PCI stands for "peripheral component interface" defined by the PCI Special Interest Group in an effort to stem development of various local bus architectures. The PCI bus may be connected to adapters requiring fast inter-adapter access and/or system memories with accesses near to the host processor native bus speed. Read and write transfers over the PCI bus are burst transfers with any negotiated length defined by the initiating and target device. The prior art is familiar with PCI bus architectures.
The prior art is also familiar with PCI bridge chips that connect together two PCI buses. These bridge chips can be used, for example, in transferring data from an initiating PCI bus to a target PCI bus. One prior art bridge chip is the DEC21154 chip from Intel, for example. Such prior art bridge chips generally provide for sequential transfer of large bursts of data across the bridge; though they cannot effectively handle multiple delayed requests and completions without regard to the order in which they were received or completed.
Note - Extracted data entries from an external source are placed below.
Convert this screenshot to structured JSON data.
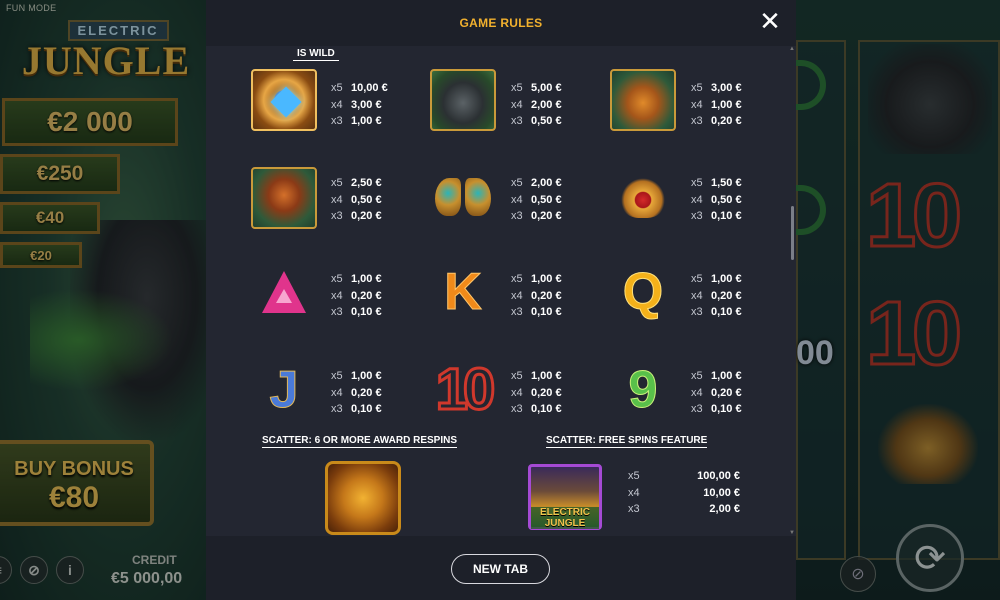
{
  "background": {
    "mode_label": "FUN MODE",
    "logo_line1": "ELECTRIC",
    "logo_line2": "JUNGLE",
    "jackpots": [
      "€2 000",
      "€250",
      "€40",
      "€20"
    ],
    "buy_bonus_label": "BUY BONUS",
    "buy_bonus_price": "€80",
    "credit_label": "CREDIT",
    "credit_value": "€5 000,00",
    "peek_text": "00"
  },
  "modal": {
    "title": "GAME RULES",
    "close_glyph": "✕",
    "wild_label": "IS WILD",
    "footer_button": "NEW TAB"
  },
  "paytable": [
    {
      "symbol": "wild",
      "icon": "blue-gem-wild-icon",
      "x5": "10,00 €",
      "x4": "3,00 €",
      "x3": "1,00 €"
    },
    {
      "symbol": "gorilla",
      "icon": "gorilla-icon",
      "x5": "5,00 €",
      "x4": "2,00 €",
      "x3": "0,50 €"
    },
    {
      "symbol": "tiger",
      "icon": "tiger-icon",
      "x5": "3,00 €",
      "x4": "1,00 €",
      "x3": "0,20 €"
    },
    {
      "symbol": "kangaroo",
      "icon": "kangaroo-icon",
      "x5": "2,50 €",
      "x4": "0,50 €",
      "x3": "0,20 €"
    },
    {
      "symbol": "butterfly",
      "icon": "butterfly-icon",
      "x5": "2,00 €",
      "x4": "0,50 €",
      "x3": "0,20 €"
    },
    {
      "symbol": "lotus",
      "icon": "lotus-icon",
      "x5": "1,50 €",
      "x4": "0,50 €",
      "x3": "0,10 €"
    },
    {
      "symbol": "A",
      "icon": "letter-a-icon",
      "x5": "1,00 €",
      "x4": "0,20 €",
      "x3": "0,10 €"
    },
    {
      "symbol": "K",
      "icon": "letter-k-icon",
      "x5": "1,00 €",
      "x4": "0,20 €",
      "x3": "0,10 €"
    },
    {
      "symbol": "Q",
      "icon": "letter-q-icon",
      "x5": "1,00 €",
      "x4": "0,20 €",
      "x3": "0,10 €"
    },
    {
      "symbol": "J",
      "icon": "letter-j-icon",
      "x5": "1,00 €",
      "x4": "0,20 €",
      "x3": "0,10 €"
    },
    {
      "symbol": "10",
      "icon": "number-10-icon",
      "x5": "1,00 €",
      "x4": "0,20 €",
      "x3": "0,10 €"
    },
    {
      "symbol": "9",
      "icon": "number-9-icon",
      "x5": "1,00 €",
      "x4": "0,20 €",
      "x3": "0,10 €"
    }
  ],
  "multipliers": {
    "m5": "x5",
    "m4": "x4",
    "m3": "x3"
  },
  "letters": {
    "k": "K",
    "q": "Q",
    "j": "J",
    "ten": "10",
    "nine": "9"
  },
  "scatter_respins": {
    "title": "SCATTER: 6 OR MORE AWARD RESPINS",
    "icon": "gorilla-scatter-icon"
  },
  "scatter_free_spins": {
    "title": "SCATTER: FREE SPINS FEATURE",
    "icon": "temple-scatter-icon",
    "logo_text": "ELECTRIC JUNGLE",
    "x5": "100,00 €",
    "x4": "10,00 €",
    "x3": "2,00 €"
  },
  "colors": {
    "modal_bg": "#232631",
    "header_bg": "#1d2029",
    "title_accent": "#f2b12e"
  }
}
Some prior art PCI bridges do not provide for delayed transactions, which are instead handled sequentially. Other prior art PCI bridges implement delayed transactions, but place ordering restrictions on either the requests or the completions. These bridges thus either implement a single delayed transaction, or multiple delayed transactions which require completion in a specific order relative to being received on the initiating bus and completion on the target bus.
The prior art bridge chips present a problem, for example, in SCSI RAID controller systems--known in the art--where the primary data path is not across the bridge. SCSI (Small Computer System Interface) defines a bus interface that is typically used between a host computer and associated data storage devices, such as the RAID (Redundant Array of Inexpensive or Independent Disks). In dual PCI bus SCSI RAID controller systems, the bridge is used to transfer small command blocks between the central processing unit ("CPU") of the host computer and the other devices in the system. A single large burst provided by prior art PCI bridges offers little performance advantage to SCSI RAID controller systems.
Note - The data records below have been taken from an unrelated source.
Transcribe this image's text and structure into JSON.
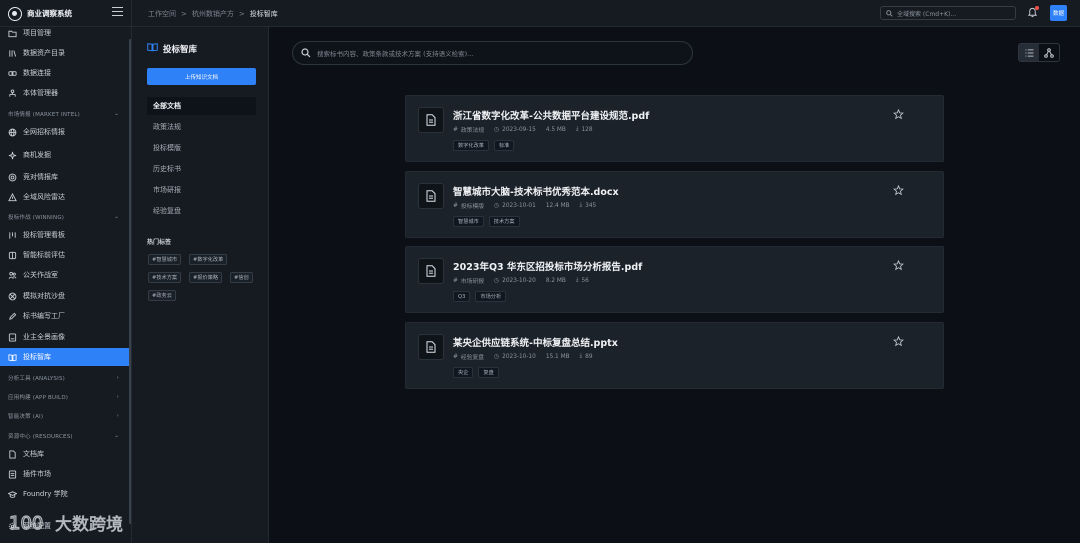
{
  "app": {
    "brand": "商业调察系统"
  },
  "breadcrumb": [
    "工作空间",
    "杭州数销产方",
    "投标智库"
  ],
  "global_search": {
    "placeholder": "全域搜索 (Cmd+K)..."
  },
  "user": {
    "avatar_text": "数据"
  },
  "nav": {
    "items_top": [
      {
        "label": "项目管理",
        "icon": "folder-icon"
      },
      {
        "label": "数据资产目录",
        "icon": "library-icon"
      },
      {
        "label": "数据连接",
        "icon": "link-icon"
      },
      {
        "label": "本体管理器",
        "icon": "ontology-icon"
      }
    ],
    "section_market": "市场情报 (MARKET INTEL)",
    "items_market": [
      {
        "label": "全网招标情报",
        "icon": "globe-icon"
      },
      {
        "label": "商机发掘",
        "icon": "sparkle-icon"
      },
      {
        "label": "竞对情报库",
        "icon": "target-icon"
      },
      {
        "label": "全域风险雷达",
        "icon": "radar-icon"
      }
    ],
    "section_winning": "投标作战 (WINNING)",
    "items_winning": [
      {
        "label": "投标管理看板",
        "icon": "kanban-icon"
      },
      {
        "label": "智能标前评估",
        "icon": "brain-icon"
      },
      {
        "label": "公关作战室",
        "icon": "people-icon"
      },
      {
        "label": "模拟对抗沙盘",
        "icon": "swords-icon"
      },
      {
        "label": "标书编写工厂",
        "icon": "pen-icon"
      },
      {
        "label": "业主全景画像",
        "icon": "id-card-icon"
      },
      {
        "label": "投标智库",
        "icon": "book-icon"
      }
    ],
    "section_analysis": "分析工具 (ANALYSIS)",
    "section_app": "应用构建 (APP BUILD)",
    "section_ai": "智能决策 (AI)",
    "section_resources": "资源中心 (RESOURCES)",
    "items_resources": [
      {
        "label": "文档库",
        "icon": "doc-icon"
      },
      {
        "label": "插件市场",
        "icon": "plugin-icon"
      },
      {
        "label": "Foundry 学院",
        "icon": "graduation-icon"
      }
    ],
    "bottom_label": "系统配置"
  },
  "library": {
    "title": "投标智库",
    "upload_label": "上传知识文档",
    "categories": [
      "全部文档",
      "政策法规",
      "投标模版",
      "历史标书",
      "市场研报",
      "经验复盘"
    ],
    "hot_title": "热门标签",
    "hot_tags": [
      "#智慧城市",
      "#数字化改革",
      "#技术方案",
      "#报价策略",
      "#信创",
      "#政务云"
    ]
  },
  "search": {
    "placeholder": "搜索标书内容、政策条款或技术方案 (支持语义检索)..."
  },
  "documents": [
    {
      "title": "浙江省数字化改革-公共数据平台建设规范.pdf",
      "category": "政策法规",
      "date": "2023-09-15",
      "size": "4.5 MB",
      "downloads": "128",
      "tags": [
        "数字化改革",
        "标准"
      ]
    },
    {
      "title": "智慧城市大脑-技术标书优秀范本.docx",
      "category": "投标模版",
      "date": "2023-10-01",
      "size": "12.4 MB",
      "downloads": "345",
      "tags": [
        "智慧城市",
        "技术方案"
      ]
    },
    {
      "title": "2023年Q3 华东区招投标市场分析报告.pdf",
      "category": "市场研报",
      "date": "2023-10-20",
      "size": "8.2 MB",
      "downloads": "56",
      "tags": [
        "Q3",
        "市场分析"
      ]
    },
    {
      "title": "某央企供应链系统-中标复盘总结.pptx",
      "category": "经验复盘",
      "date": "2023-10-10",
      "size": "15.1 MB",
      "downloads": "89",
      "tags": [
        "央企",
        "复盘"
      ]
    }
  ],
  "watermark": {
    "text": "大数跨境"
  },
  "colors": {
    "accent": "#2f81f7",
    "background": "#0c1016",
    "panel": "#161b22",
    "card": "#1c222a"
  }
}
SCSI RAID controller systems would thus benefit from a PCI bridge chip which processes multiple command blocks simultaneously; and one object of the invention is thus to provide such a PCI bridge chip.
Another object of the invention is to provide a PCI bridge chip that sacrifices large data bursts in favor of multiple, small bursts, that are typical of command traffic seen in a SCSI RAID system.
Yet another object of the invention is to provide a PCI bridge chip that handles multiple SCSI requests efficiently and in parallel, instead of sequentially as in the prior art. Still another object of the invention is to provide an improved RAID controller with increased bandwidth and I/O's (inputs and outputs) per second.
These and other objects will become apparent in the description that follows.